Je passerai légèrement sur une foule d'autres industries pour lesquelles le traité contient des stipulations dont les unes dépassent les vœux que les intéressés ont exprimés et dont les autres réalisent leurs espérances en tout, en partie. De ce nombre sont l'intéressante industrie des tresses et chapeaux de paille qui a trouvé un zélé défenseur dans un honorable représentant de la province de Limbourg, la fabrication des meubles, la carrosserie au sujet de laquelle la Chambre a également reçu des pétitions en 1852, l'or et l'argent battus en feuilles. Un fabricant de Bruxelles m'écrivait qu'il était à désirer que le droit fût réduit à 100 fr. le kilogr. droit qui lui permettrait de vendre en France. Le traité fixe ce droit à 50 fr. La ganterie en peau et en drap, la fabrication de futailles, vivement recommandée par un honorable député d'Anvers, celle du soufre raffiné, la charronnerie, article vivement recommandé par les honorables députés de Thuin, la fabrication des bougies ; pour tous ces articles et beaucoup d'autres qui seraient trop longs à énumérer nous trouverons en France un débouché certain.
La Belgique fabrique à bon marché des pianos qui sont appréciés par les musiciens. Par une pétition adressée à la Chambre en 1853, tous les fabricants demandaient soit la libre entrée réciproque, soit l'égalité des droits.
Celle-ci leur est acquise. La taxe des deux côtés sera de 10 p. c.
Le droit en France était de 300 à 400 francs par instrument plus les additionnels ; chez nous il était de 5 p. c.
Je crains d'abuser des moments de la Chambre en poursuivant des développements déjà fort étendus.
J'aurais pu vous parler des modifications qui intéressent notre agriculture, de notre commerce de transit, de notre pêche, de nos brasseries et de beaucoup d'autres industries encore.

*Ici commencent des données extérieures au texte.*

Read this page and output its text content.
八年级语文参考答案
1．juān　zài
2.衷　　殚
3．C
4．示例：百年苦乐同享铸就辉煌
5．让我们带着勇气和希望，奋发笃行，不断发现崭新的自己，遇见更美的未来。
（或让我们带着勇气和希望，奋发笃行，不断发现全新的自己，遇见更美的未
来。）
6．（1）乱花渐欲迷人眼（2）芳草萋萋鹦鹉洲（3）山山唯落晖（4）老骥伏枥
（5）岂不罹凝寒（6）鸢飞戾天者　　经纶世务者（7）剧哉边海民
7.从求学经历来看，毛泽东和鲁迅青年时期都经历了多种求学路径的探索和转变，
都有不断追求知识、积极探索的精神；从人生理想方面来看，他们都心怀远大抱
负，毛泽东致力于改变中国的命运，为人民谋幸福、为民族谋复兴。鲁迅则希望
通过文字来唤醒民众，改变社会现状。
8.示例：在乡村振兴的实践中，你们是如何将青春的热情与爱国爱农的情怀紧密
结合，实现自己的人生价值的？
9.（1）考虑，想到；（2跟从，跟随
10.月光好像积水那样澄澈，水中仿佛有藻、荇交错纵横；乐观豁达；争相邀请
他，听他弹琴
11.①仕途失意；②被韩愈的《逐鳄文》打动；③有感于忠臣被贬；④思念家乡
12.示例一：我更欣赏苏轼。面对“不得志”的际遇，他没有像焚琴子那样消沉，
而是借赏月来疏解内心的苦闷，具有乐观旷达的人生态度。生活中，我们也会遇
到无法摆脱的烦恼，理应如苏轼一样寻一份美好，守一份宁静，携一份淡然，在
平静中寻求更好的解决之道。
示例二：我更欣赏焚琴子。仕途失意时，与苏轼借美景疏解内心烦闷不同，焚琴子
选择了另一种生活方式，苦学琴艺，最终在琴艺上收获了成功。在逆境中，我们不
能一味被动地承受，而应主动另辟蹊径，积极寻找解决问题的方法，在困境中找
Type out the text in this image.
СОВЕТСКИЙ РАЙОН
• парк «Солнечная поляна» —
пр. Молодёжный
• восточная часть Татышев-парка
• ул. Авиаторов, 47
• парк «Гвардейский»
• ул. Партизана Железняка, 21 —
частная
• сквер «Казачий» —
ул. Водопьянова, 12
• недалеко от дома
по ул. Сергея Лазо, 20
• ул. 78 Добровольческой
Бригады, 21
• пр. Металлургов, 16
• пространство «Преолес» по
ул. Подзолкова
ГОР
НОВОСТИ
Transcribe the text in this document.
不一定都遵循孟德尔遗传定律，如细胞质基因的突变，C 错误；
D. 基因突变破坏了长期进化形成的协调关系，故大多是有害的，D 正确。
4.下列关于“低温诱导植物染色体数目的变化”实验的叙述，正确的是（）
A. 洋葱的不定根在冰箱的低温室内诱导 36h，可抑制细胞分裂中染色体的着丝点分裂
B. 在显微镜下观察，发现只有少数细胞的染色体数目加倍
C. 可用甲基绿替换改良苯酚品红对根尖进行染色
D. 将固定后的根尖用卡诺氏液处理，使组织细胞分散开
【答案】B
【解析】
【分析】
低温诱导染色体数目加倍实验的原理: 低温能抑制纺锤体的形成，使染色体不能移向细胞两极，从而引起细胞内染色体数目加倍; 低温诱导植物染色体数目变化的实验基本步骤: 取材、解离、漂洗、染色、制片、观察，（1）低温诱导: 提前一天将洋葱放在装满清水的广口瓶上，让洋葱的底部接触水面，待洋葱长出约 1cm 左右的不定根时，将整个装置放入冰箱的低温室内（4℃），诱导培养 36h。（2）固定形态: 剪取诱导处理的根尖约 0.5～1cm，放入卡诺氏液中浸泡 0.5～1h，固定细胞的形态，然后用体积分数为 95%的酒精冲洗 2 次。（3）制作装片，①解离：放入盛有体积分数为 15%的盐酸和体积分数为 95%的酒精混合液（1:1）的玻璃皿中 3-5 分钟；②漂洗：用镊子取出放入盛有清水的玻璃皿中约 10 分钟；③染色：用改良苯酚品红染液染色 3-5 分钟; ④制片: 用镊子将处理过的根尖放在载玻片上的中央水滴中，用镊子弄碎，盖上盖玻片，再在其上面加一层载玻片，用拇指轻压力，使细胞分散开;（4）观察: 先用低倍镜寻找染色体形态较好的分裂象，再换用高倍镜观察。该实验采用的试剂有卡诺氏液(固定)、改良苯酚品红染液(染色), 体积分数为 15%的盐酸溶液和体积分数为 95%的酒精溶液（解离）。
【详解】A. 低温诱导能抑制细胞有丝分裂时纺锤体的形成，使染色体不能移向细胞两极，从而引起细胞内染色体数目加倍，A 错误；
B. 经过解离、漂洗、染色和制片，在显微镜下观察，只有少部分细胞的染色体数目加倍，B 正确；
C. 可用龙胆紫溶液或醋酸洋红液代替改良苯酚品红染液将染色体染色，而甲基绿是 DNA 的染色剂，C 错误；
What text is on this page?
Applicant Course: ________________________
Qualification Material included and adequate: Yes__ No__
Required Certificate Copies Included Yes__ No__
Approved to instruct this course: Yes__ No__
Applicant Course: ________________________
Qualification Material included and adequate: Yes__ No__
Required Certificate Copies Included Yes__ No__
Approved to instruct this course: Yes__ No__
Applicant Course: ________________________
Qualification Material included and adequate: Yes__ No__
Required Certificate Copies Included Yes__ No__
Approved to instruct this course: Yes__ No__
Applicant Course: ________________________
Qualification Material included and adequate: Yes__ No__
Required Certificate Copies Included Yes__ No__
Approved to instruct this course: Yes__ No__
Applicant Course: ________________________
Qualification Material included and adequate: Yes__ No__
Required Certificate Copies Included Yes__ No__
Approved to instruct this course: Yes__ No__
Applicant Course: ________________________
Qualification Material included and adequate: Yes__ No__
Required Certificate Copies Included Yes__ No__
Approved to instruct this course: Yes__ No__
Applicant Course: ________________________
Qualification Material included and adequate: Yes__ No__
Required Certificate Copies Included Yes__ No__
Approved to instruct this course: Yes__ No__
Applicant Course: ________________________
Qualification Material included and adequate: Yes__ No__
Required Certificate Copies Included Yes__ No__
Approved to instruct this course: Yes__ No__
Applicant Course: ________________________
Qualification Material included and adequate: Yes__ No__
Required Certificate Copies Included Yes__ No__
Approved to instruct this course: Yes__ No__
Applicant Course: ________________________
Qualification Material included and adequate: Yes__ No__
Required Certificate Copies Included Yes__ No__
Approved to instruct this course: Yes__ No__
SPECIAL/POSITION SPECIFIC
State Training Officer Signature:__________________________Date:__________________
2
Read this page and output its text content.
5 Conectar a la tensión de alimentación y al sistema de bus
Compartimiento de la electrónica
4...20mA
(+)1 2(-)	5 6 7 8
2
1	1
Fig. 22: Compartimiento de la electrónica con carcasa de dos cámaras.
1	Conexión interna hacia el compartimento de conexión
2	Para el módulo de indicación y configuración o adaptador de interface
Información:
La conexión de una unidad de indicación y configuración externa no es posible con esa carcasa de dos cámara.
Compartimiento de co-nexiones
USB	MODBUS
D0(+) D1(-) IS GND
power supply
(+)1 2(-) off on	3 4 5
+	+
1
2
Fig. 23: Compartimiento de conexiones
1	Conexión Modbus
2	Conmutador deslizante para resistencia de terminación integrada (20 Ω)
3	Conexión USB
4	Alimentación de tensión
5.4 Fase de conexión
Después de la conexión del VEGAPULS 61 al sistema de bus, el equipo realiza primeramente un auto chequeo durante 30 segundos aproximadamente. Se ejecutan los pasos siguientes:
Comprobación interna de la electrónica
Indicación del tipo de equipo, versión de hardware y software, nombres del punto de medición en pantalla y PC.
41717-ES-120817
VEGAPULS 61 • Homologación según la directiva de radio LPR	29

J'en ai dit assez pour démontrer que le traité que nous venons de conclure est de nature à imprimer une extension notable à nos relations avec le vaste marché qui est à nos portes ; il me serait facile de démontrer, en mettant en regard de chacun des articles sur lesquels nous avons obtenus des dégrèvements, le nom des lieux où on les produit, qu'il n'est peut-être pas une localité de notre pays qui n'ait quelque avantage à tirer de cet acte international.
Il ne m'appartient pas de faire le bilan des avantages qu'en retirera la France. Le traité aura pour la riche et intelligente industrie française, je n'en doute pas, de résultat non moins nombreux et non moins fécond. Des deux côtés, l'abaissement des barrières et le stimulant de la concurrence révéleront des forces nouvelles, développeront celles qui sont déjà puissantes aujourd'hui, et les deux pays croîtront en activité et en richesse par la rivalité dans le progrès.
Je vous ai dit, messieurs, les principaux résultats probables d'une négociation longue et laborieuse, pendant laquelle le gouvernement, aidé par les lumières et le zèle infatigable de ses plénipotentiaires, a cherché à faire prévaloir ses principes économiques sans porter la perturbation dans aucune branche du travail national.
Nous avons la confiance que les Chambres et le pays ratifieront notre œuvre, et que ces stipulations internationales qui seront le point de départ de relations plus vives et plus fécondes, auront d'autant plus de prix à nos yeux qu'elles contribueront à resserrer encore les liens de bon voisinage qui existent si heureusement entre les deux pays.
M. le président. - M. de Ridder, retenu par une indisposition, m'adresse une lettre, laquelle demande un congé.
- Accordé.
M. Thienpont dépose un rapport sur une demande de naturalisation.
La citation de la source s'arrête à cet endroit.